Однако, в отличие от «родственных» Мольеру стареющих буржуа, Аль-цест – молодой аристократ, приверженный это су дворянского прямодушия времен Генриха IV и Людовика XIII [Mesnard 1972, 863–889] (ср.: [Павлова 2022, 105–108, 114, 116]). Это делает его имманентным Мольеру характером, страдающим от внутреннего противоречия. Негодуя на неискреннюю « льстивость » света, он любит жизнелюбивую кокетку Селимену, воплощающую « Всё, что нас при дворе и в свете окружает » [Мольер 1985–1987, II, 196]. Филинт в разговоре с ее кузиной Элиантой недоумевает, – «… С такой натурой… / … Как в вашу именно влюбился он кузину »[Мольер 1985–1987, II, 240]. Сам Альцест, признаваясь Селимене: « Я за мои грехи люблю вас » [Мольер 1985–1987, II, 213], по сути, именно эту любовь видит своим главным « грехом ». И Селимена ощущает, что в отношении Альцеста к ней симпатия переплетается с раздражением на нее и на себя: «… Упреки, ссоры, брань – вот пылкий ваш экстаз. / Подобную любовь я вижу в первый раз » [Мольер 1985–1987, II, 214].
В любви к Селимене Альцест видит узел своей душевной зависимости от отторгаемого им мира. И, чтобы изжить ее, провоцирует расставание с миром ради расставания с возлюбленной. Сначала игнорирует судебную тяжбу: « С удовольствием я проиграю дело… //… Вот когда судить смогу я смело, / Довольно ль низости и злобы у людей …» [Мольер 1985–1987, II, 200]. (См. подробнее: [Donne]; ср.: [Force 1994, 101–109]).

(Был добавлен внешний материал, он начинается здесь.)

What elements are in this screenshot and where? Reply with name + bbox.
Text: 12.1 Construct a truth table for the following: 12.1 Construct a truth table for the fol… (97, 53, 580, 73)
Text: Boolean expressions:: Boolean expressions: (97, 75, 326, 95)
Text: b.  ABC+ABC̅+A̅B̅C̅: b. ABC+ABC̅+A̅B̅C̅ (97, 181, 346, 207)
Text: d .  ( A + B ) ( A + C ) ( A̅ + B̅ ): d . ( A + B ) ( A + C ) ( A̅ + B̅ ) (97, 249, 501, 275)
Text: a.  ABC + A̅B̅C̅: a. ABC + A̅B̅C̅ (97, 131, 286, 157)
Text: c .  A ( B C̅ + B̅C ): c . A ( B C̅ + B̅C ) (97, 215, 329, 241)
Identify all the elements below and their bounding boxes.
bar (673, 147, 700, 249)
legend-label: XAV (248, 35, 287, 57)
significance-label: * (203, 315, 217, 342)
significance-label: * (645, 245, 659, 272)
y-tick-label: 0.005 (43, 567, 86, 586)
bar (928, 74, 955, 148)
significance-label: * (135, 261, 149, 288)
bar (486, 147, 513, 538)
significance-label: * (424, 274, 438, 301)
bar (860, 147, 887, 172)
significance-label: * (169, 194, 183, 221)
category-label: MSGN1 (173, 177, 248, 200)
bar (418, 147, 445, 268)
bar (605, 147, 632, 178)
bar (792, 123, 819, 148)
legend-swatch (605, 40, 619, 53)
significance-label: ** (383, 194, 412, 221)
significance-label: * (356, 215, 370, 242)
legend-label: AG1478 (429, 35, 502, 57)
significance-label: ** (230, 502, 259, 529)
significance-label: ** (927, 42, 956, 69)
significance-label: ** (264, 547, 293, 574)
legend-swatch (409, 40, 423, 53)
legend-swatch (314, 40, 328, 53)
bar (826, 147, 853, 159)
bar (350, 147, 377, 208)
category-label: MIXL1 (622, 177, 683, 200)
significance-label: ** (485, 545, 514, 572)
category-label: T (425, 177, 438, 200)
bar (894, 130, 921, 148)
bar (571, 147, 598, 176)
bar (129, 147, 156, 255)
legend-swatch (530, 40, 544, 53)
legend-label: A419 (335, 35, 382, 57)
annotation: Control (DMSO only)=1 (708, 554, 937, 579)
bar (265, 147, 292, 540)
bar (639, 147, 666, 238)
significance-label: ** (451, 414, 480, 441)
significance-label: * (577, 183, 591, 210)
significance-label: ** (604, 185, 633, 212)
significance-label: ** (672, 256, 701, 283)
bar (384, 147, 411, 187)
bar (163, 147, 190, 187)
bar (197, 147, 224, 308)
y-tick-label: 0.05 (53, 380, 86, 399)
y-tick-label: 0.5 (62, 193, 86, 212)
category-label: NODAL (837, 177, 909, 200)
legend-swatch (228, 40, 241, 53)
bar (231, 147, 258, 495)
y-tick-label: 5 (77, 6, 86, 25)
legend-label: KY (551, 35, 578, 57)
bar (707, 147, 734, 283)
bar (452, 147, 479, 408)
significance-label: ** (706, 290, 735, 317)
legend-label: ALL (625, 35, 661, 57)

А проиграв и объявив об уходе в « пустыню », предлагает Селимене бежать вместе с ним, – по сути, провоцируя ее отказ. Возможно, это делает поведение Альцеста ключом к пониманию социальных, культурных и исторических причин переосмысления Толстым «негативной» психо-логики мольеровского героя, которая в итоге станет для него безальтернативной и благой.